Les émeutes de la faim posent la question de "la justice et de l'injustice spatiales", et ce à plusieurs échelles. Tout d'abord, à l'échelle mondiale, elles se superposent à la carte de l'IDH (indice de développement humain), soulignant bien évidemment les écarts de développement entre les pays du Nord et les pays du Sud. La mondialisation pose le défi de la sécurité alimentaire. Les travaux de la géographe Sylvie Brunel replacent également cette question dans le cadre de la mondialisation. Notamment son article "La famine est en partie le fruit de la géopolitique" (dans Images économiques du monde 2005, Armand Colin, 2004), mais aussi dans ses nombreux ouvrages. Elle explique que les famines d'aujourd'hui sont devenues un outil de contrôle ou d'élimination de populations jugées comme indésirables. Elle met ainsi en place une différence entre les facteurs des famines et ceux de la malnutrition. "Entre famine et malnutrition existe une différence non de degrés, mais de nature : phénomène brutal, collectif et localisé, la famine ne s'explique pas par les mêmes causes que la malnutrition, ne frappe pas les mêmes personnes et ne résout pas de la même façon" (extrait de l'article cité précédemment). Elle en conclut que les famines actuelles "s'expliquent donc par la géopolitique, tandis que la malnutrition est le produit de la pauvreté". On retrouve ces phénomènes d'utilisation des ressources alimentaires comme arme à la fois au Darfour, mais plus anciennement en Somalie (où les sacs de denrées alimentaires provanant de l'aire internationale ont été pour la plupart conservés dans des zones de stockage sans pouvoir atteindre les population, voire réquisitionnés par les rebelles). Aujourd'hui, au Darfour, le gouvernement soudanais exploite cette arme alimentaire de la même façon qu'il l'avait fait dans les années 1990 pour les conflits dans les monts Noubas, interdit aux ONG d'intervenir pour apporter une aide alimentaire.





Le Dessous des cartes, décembre 2007.



Mais l'on ne peut se contenter d'une analyse à l'échelle mondiale, la faim touchant inégalement les populations des pays les plus pauvres. D'une part, la ville semble le terrain le plus touché par cette question, du fait de la dépendance alimentaire qu'elle entretient avec son arrière-pays, et l'absence partielle ou totale de moyens de subvenir à ses besoins pour la population sans recourir aux achats sur les marchés ou des magasins. D'autre part, au sein de la ville, une géographie ségrégative explique les contrastes existant dans l'accès aux ressources alimentaires.

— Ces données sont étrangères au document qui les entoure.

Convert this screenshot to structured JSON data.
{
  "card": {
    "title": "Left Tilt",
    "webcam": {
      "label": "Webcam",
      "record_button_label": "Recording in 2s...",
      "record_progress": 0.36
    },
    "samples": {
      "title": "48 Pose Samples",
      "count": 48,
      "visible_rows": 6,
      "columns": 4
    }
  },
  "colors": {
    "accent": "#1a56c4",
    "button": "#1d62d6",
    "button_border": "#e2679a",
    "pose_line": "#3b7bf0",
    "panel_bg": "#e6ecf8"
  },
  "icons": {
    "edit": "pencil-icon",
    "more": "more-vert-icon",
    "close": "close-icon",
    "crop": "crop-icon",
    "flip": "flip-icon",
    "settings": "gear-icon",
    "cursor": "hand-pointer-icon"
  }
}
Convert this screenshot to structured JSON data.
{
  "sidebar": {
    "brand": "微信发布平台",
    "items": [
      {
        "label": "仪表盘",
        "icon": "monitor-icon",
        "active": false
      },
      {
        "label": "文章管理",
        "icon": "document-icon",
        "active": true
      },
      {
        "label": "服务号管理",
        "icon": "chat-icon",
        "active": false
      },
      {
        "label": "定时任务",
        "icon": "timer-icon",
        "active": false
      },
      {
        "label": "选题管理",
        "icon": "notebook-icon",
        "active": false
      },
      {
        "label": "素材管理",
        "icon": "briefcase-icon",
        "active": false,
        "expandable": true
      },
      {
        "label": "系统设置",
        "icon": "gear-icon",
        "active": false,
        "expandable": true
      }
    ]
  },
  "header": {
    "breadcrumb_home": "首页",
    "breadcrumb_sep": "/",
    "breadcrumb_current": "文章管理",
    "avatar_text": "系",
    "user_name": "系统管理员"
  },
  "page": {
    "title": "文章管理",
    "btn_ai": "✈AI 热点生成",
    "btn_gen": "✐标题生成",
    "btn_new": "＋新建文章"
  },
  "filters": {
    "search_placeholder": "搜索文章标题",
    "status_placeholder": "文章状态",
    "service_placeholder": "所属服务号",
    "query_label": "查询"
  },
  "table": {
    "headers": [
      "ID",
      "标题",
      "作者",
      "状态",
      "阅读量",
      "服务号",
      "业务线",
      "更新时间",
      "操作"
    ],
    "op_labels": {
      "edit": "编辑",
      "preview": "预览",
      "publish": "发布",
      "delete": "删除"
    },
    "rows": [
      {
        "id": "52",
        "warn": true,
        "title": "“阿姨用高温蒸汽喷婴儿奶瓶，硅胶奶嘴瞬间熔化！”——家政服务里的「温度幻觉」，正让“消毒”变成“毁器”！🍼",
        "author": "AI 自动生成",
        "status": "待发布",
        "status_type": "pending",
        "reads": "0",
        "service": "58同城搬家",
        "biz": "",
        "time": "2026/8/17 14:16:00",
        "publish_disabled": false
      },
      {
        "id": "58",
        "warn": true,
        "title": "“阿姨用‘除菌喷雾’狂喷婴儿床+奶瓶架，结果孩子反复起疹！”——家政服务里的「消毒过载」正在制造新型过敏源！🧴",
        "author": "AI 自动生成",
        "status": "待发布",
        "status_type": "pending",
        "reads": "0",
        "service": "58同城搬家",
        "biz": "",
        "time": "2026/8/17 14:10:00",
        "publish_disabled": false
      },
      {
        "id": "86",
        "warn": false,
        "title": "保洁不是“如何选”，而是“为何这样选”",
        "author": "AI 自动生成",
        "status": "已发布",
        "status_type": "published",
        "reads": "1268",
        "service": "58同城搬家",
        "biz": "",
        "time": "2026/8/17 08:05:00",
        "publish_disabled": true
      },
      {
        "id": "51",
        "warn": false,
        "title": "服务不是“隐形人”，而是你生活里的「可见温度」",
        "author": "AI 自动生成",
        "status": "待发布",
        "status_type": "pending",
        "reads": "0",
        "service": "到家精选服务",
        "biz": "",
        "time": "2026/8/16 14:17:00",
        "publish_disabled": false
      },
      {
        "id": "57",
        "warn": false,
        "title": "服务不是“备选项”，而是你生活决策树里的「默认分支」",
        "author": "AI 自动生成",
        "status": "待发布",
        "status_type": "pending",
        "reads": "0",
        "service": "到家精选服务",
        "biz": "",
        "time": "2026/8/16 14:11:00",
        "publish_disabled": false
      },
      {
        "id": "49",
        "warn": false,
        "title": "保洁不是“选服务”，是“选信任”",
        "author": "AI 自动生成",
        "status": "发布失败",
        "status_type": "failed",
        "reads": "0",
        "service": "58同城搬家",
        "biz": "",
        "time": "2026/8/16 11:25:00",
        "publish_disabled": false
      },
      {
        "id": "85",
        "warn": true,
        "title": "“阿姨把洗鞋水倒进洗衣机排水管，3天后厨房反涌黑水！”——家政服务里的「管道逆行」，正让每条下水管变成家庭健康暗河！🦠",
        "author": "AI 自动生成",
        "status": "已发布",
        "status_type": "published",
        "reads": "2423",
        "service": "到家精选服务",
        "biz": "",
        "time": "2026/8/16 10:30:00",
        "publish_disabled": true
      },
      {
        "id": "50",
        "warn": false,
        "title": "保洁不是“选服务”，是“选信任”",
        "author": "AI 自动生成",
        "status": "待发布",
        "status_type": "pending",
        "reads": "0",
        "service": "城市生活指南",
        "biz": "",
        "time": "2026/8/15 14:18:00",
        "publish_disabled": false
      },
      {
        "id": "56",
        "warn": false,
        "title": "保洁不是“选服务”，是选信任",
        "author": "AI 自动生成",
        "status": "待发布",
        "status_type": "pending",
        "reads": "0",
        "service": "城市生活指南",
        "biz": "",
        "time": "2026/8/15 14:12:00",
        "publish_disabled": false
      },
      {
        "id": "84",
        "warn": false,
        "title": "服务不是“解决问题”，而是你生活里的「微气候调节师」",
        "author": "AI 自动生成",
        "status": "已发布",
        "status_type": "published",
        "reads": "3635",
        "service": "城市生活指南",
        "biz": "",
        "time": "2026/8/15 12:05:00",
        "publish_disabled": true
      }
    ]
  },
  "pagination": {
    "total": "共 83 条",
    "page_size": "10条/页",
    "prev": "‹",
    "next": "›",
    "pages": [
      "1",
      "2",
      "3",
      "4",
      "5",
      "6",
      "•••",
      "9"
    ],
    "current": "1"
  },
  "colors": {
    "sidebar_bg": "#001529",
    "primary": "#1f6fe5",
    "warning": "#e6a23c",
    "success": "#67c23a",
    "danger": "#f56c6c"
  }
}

Les facteurs explicatifs sont nombreux : bien évidemment la flambée des prix mondiaux des denrées alimentaires est une cause majeure, mais également des processus économiques mondiaux touchant indirectement (la hausse des prix des ressources énergétiques, un changement des demandes de consommation à l'échelle mondiale, la réorganisation de la filière alimentaire dans l'économie mondiale).